None of my mums friends would have allowed it either with their children.

I'm sort of glad lookingn at where a lot of those children ended up but as it happened as a teenager I rebelled massively and ended falling in with a bad crowd so it didn't really work.

Obviously I'm not suggesting anyone here of anything like this just explaining the situation for me as a child.

Perhaps if we lived in a rural community it would have been different.

PerpetualStudent · 24/03/2015 17:14

What's all this stuff about making up games? Do children's imaginations not work indoors? (Not disagreeing with OP, just find this romanticism of ourdoor play odd...)

LittleRobots · 24/03/2015 17:15

MIne are younger, so I do realise I will revisit this when they are older - but they play outdoors a lot, and I hope they will continue to do so. If older teens wantsd to go on bike rides/ spend an evening at the beach/ walking etc I'm fine with that, we're a fairly outdoorsy family. Similarly fine for them to play in the garden with friends.

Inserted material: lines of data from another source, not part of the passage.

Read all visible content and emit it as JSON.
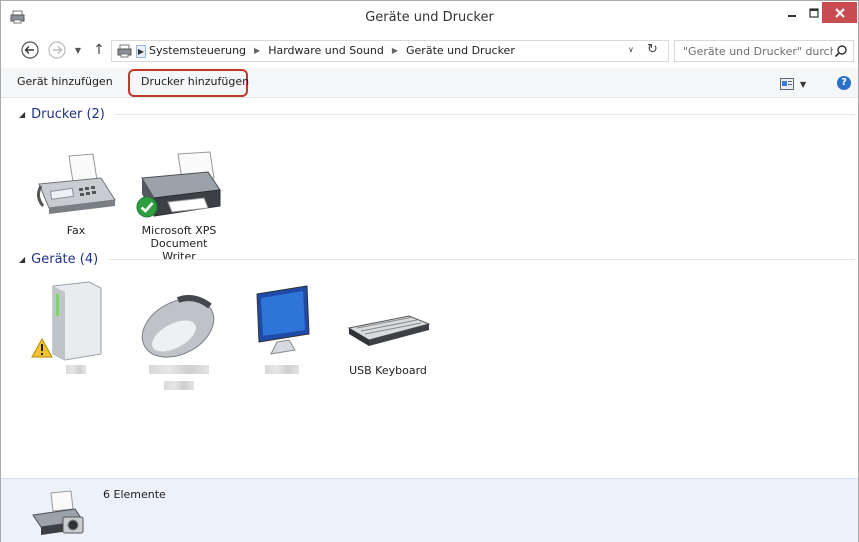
{
  "window": {
    "title": "Geräte und Drucker"
  },
  "address": {
    "crumbs": [
      "Systemsteuerung",
      "Hardware und Sound",
      "Geräte und Drucker"
    ]
  },
  "search": {
    "placeholder": "\"Geräte und Drucker\" durchsu..."
  },
  "commands": {
    "add_device": "Gerät hinzufügen",
    "add_printer": "Drucker hinzufügen"
  },
  "groups": {
    "printers": {
      "title": "Drucker (2)",
      "items": [
        {
          "label": "Fax",
          "icon": "fax-icon"
        },
        {
          "label": "Microsoft XPS Document Writer",
          "icon": "printer-icon",
          "default": true
        }
      ]
    },
    "devices": {
      "title": "Geräte (4)",
      "items": [
        {
          "label": "",
          "icon": "external-drive-icon",
          "warning": true,
          "redacted": true
        },
        {
          "label": "",
          "icon": "mouse-icon",
          "redacted": true
        },
        {
          "label": "",
          "icon": "monitor-icon",
          "redacted": true
        },
        {
          "label": "USB Keyboard",
          "icon": "keyboard-icon"
        }
      ]
    }
  },
  "status": {
    "count_text": "6 Elemente"
  },
  "colors": {
    "close_button": "#c74b50",
    "highlight_frame": "#c0392b",
    "group_title": "#1e3287",
    "status_bg": "#edf2fa",
    "default_check": "#2ea043"
  }
}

I'm not at all convinced having them play on the street would be any better!! It is honestly a completely alien idea to me. I remember youth clubs being set up so kids didn't "play on the street". In my mind it would be what you do as a last resort if you don't have anything better to do, so I'd rather mine did activities and went to the beach/park/each others houses/gardens/whatever.

I cant remember any of my school friends talking about playing out. I know some kids that my family weren't keen on hung around on street corners, but it really wasn't considered desirable!

I do realise that its a completely normal childhood thing for many people (at the age of 35, since mumsnet) but it really doesn't seem it for me/my children. Its completely alien idea (playing on a street near cars when you could be on a beach/fields/gardens!)

Notrevealingmyidentity · 24/03/2015 17:15

Please excuse the typos and auto correct there.

LittleRobots · 24/03/2015 17:15

Perpetual - me too! My children play made up games all the time, especially with their friends that are in and out of their house! No need to play with the traffic!

LittleRobots · 24/03/2015 17:17

Notrevealling - similar here - it was the ones that went on to drink on the street corners, smoke in secret, dare each other to knock on doors, steal from the corner shop, knock over for sale signs.....

MehsMum · 24/03/2015 17:18

Playing out is wonderful - lots of independence and freedom, the chance to settle their own disputes, learn deal with slightly tricky situations, invent games... I used to love it.

I let my DC do it, but I found I was very much in the minority. One of my DC had a friend who, at 11, was not allowed to walk to our house (two routes: cross two busy-ish roads; or cross three very, very quiet ones), or ride a bike or a horse or... I found it really sad.

Psycobabble · 24/03/2015 17:20

I hope the mum doesn't come on mumsnet

Awkward ! Grin

Tallulahhulahula · 24/03/2015 17:32

There could be all sorts of personal reasons and experiences that affect her opinion on this. I feel a bit sorry for her getting called bonkers on the Internet.